We are excited by Ceramic’s killer team. Anna is a pioneering computer scientist in AI, a PhD, former VP of Engineering in AI at Google, and one of the industry experts in search engine infrastructure. She started at Google in 2004 and left to start Cuil, a clustering-based search engine that was acquired back into Google. In addition to TeraGoogle and Cuil, she founded Recall (now part of the Wayback Machine). Anna has also built three of the biggest search engines of all time by pages indexed. During herGoogle tenure, she was the GM of Google Books, later becoming one of the founding members of Google's AI team. Later, she founded Gradient Ventures, Google's AI-focused early-stage venture fund. Anna’s view into scaling deep learning infrastructure training and inference over the past two decades gives her the unique lens to optimize the next decade of generative training and inference.
***
Today, we are thrilled to announce our lead investment in Ceramic’s seed financing alongside various strategic investors such as IBM and Samsung Next, and look forward to partnering with Anna and the Ceramic team as they continue working to deliver fast and cost-effective AI model training for enterprises.
Disclaimer
The information provided in this blog post is for educational and informational purposes only and is not intended to be investment advice, or recommendation, or as an offer to sell or a solicitation of an offer to buy an interest in any fund or investment vehicle managed by NEA or any other NEA entity. New Enterprise Associates (NEA) is a registered investment adviser with the Securities and Exchange Commission (SEC). However, nothing in this post should be interpreted to suggest that the SEC has endorsed or approved the contents of this post. NEA has no obligation to update, modify, or amend the contents of this post nor to notify readers in the event that any information, opinion, forecast or estimate changes or subsequently becomes inaccurate or outdated. In addition, certain information contained herein has been obtained from third-party sources and has not been independently verified by NEA. Any statements made by founders, investors, portfolio companies, or others in the post or on other third-party websites referencing this post are their own, and are not intended to be an endorsement of the investment advisory services offered by NEA.

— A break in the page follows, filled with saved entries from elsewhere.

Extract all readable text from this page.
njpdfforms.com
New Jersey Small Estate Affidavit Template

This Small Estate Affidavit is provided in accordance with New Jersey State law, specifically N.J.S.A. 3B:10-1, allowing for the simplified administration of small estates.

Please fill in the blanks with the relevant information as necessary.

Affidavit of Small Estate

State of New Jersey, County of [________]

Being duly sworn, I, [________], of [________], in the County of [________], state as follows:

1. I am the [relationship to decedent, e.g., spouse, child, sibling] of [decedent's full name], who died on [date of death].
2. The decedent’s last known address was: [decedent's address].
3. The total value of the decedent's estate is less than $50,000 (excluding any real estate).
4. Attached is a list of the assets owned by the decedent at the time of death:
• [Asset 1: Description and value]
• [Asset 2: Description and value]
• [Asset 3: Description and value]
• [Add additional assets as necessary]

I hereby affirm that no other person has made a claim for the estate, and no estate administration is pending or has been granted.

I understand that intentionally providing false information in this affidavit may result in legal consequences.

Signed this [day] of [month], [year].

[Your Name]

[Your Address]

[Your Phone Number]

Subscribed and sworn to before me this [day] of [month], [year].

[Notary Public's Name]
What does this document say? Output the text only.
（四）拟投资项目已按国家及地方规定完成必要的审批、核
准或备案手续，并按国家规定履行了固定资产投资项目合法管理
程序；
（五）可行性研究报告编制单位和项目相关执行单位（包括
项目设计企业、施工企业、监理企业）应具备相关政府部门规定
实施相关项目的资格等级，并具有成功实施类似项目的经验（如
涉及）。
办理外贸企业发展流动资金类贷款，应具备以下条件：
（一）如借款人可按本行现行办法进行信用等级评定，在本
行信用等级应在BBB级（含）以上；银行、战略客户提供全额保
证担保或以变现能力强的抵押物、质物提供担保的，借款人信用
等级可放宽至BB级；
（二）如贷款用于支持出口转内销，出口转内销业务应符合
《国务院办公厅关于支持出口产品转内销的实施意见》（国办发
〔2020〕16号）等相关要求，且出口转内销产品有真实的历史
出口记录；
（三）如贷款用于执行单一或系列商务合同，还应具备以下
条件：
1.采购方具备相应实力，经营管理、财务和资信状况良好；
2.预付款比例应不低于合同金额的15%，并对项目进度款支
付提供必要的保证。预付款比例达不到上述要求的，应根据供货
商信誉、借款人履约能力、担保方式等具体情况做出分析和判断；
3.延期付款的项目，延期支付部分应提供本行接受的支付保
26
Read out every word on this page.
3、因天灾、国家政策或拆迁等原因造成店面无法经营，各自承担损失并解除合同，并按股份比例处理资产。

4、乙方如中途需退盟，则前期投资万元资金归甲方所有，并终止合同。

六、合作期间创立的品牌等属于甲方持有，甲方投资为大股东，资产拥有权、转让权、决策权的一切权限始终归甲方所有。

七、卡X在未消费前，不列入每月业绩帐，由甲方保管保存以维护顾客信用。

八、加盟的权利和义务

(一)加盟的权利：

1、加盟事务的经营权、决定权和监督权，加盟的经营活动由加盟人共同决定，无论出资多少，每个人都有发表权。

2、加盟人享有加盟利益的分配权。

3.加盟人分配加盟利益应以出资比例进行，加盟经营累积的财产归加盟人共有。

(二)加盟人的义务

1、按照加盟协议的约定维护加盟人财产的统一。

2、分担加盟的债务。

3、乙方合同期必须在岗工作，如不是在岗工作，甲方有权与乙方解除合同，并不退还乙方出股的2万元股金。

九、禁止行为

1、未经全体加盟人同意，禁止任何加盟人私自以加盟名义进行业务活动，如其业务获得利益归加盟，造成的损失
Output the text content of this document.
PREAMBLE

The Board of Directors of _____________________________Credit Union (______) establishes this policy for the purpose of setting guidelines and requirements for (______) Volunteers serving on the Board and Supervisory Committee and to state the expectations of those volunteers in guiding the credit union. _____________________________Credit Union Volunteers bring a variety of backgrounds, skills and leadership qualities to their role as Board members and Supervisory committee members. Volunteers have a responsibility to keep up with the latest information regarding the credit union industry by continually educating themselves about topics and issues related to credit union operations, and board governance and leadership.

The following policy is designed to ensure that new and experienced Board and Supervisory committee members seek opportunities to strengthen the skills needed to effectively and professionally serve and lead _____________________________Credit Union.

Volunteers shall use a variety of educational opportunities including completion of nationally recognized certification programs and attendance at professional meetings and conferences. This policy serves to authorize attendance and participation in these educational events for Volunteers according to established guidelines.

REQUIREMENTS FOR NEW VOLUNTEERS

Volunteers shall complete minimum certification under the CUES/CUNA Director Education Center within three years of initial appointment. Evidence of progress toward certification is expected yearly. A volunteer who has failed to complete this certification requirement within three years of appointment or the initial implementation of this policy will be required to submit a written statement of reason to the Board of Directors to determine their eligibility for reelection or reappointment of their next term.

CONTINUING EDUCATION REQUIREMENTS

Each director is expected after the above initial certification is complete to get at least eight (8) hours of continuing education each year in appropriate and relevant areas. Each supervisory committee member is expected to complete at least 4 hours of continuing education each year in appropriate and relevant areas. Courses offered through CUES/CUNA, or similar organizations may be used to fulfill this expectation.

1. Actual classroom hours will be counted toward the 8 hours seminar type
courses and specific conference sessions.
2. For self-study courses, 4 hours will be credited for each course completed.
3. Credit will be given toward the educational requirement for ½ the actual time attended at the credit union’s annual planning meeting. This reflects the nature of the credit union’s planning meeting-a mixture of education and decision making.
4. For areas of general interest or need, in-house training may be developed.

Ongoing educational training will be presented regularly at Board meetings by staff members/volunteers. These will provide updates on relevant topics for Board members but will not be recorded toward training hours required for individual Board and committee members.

NEA makes no assurance that investment results obtained historically can be obtained in the future, or that any investments managed by NEA will be profitable. To the extent the content in this post discusses hypotheticals, projections, or forecasts to illustrate a view, such views may not have been verified or adopted by NEA, nor has NEA tested the validity of the assumptions that underlie such opinions. Readers of the information contained herein should consult their own legal, tax, and financial advisers because the contents are not intended by NEA to be used as part of the investment decision making process related to any investment managed by NEA.